A couple of excerpts from an interview he did with Playboy in 1973 have been relevant to my thoughts on this.
I thought Beatrice Keedsler had joined hands with other old-fashioned storytellers to make people believe that life had leading characters, minor characters, significant details, insignificant details, that it had lessons to be learned, tests to be passed, and a beginning, a middle, and an end.
As I approached my fiftieth birthday, I had become more and more enraged and mystified by the idiot decisions made by my countrymen. And then I had come suddenly to pity them, for I understood how innocent and natural it was for them to behave so abominably, and with such abominable results: They were doing their best to live like people invented in story books. This was the reason Americans shot each other so often: It was a convenient literary device for ending short stories and books.
Why were so many Americans treated by their government as though their lives were as disposable as paper facial tissues? Because that was the way authors customarily treated bit-part players in their madeup tales.
And so on.
Once I understood what was making America such a dangerous, unhappy nation of people who had nothing to do with real life, I resolved to shun storytelling. I would write about life. Every person would be exactly as important as any other. All facts would also be given equal weightiness. Nothing would be left out. Let others bring order to chaos. I would bring chaos to order, instead, which I think I have done.

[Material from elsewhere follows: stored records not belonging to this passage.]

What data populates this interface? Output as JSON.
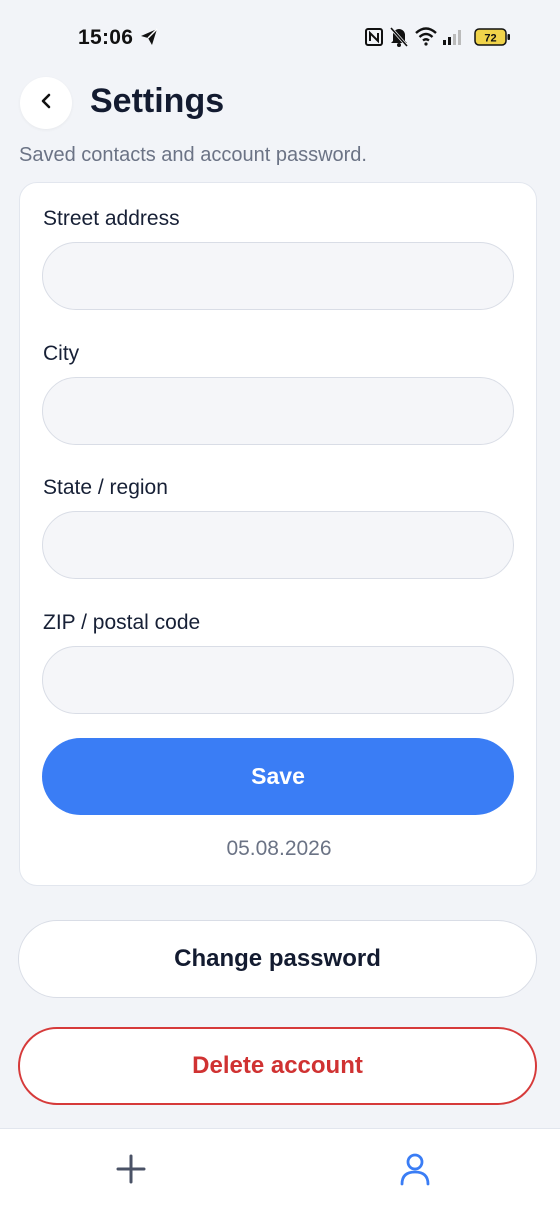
{
  "status_bar": {
    "time": "15:06",
    "battery_level": "72",
    "icons": [
      "telegram-icon",
      "nfc-icon",
      "bell-muted-icon",
      "wifi-icon",
      "signal-icon",
      "battery-icon"
    ]
  },
  "header": {
    "title": "Settings",
    "subtitle": "Saved contacts and account password.",
    "back_icon": "chevron-left-icon"
  },
  "form": {
    "fields": [
      {
        "label": "Street address",
        "value": "",
        "placeholder": ""
      },
      {
        "label": "City",
        "value": "",
        "placeholder": ""
      },
      {
        "label": "State / region",
        "value": "",
        "placeholder": ""
      },
      {
        "label": "ZIP / postal code",
        "value": "",
        "placeholder": ""
      }
    ],
    "save_label": "Save",
    "date": "05.08.2026"
  },
  "actions": {
    "change_password_label": "Change password",
    "delete_account_label": "Delete account"
  },
  "bottom_nav": {
    "items": [
      {
        "icon": "plus-icon",
        "active": false
      },
      {
        "icon": "user-icon",
        "active": true
      }
    ]
  },
  "colors": {
    "accent": "#3a7df5",
    "danger": "#d63a3a",
    "background": "#f2f4f8"
  }
}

If all writers would do that, then perhaps citizens not in the literary trades will understand that there is no order in the world around us, that we must adapt ourselves to the requirements of chaos instead.
It is hard to adapt to chaos, but it can be done. I am living proof of that: It can be done.
and
"I couldn't survive my own pessimism if I didn't have some kind of sunny little dream. … Human beings will be happier — not when they cure cancer or get to Mars or eliminate racial prejudice or flush Lake Erie — but when they find ways to inhabit primitive communities again. That’s my utopia. That's what I want for me."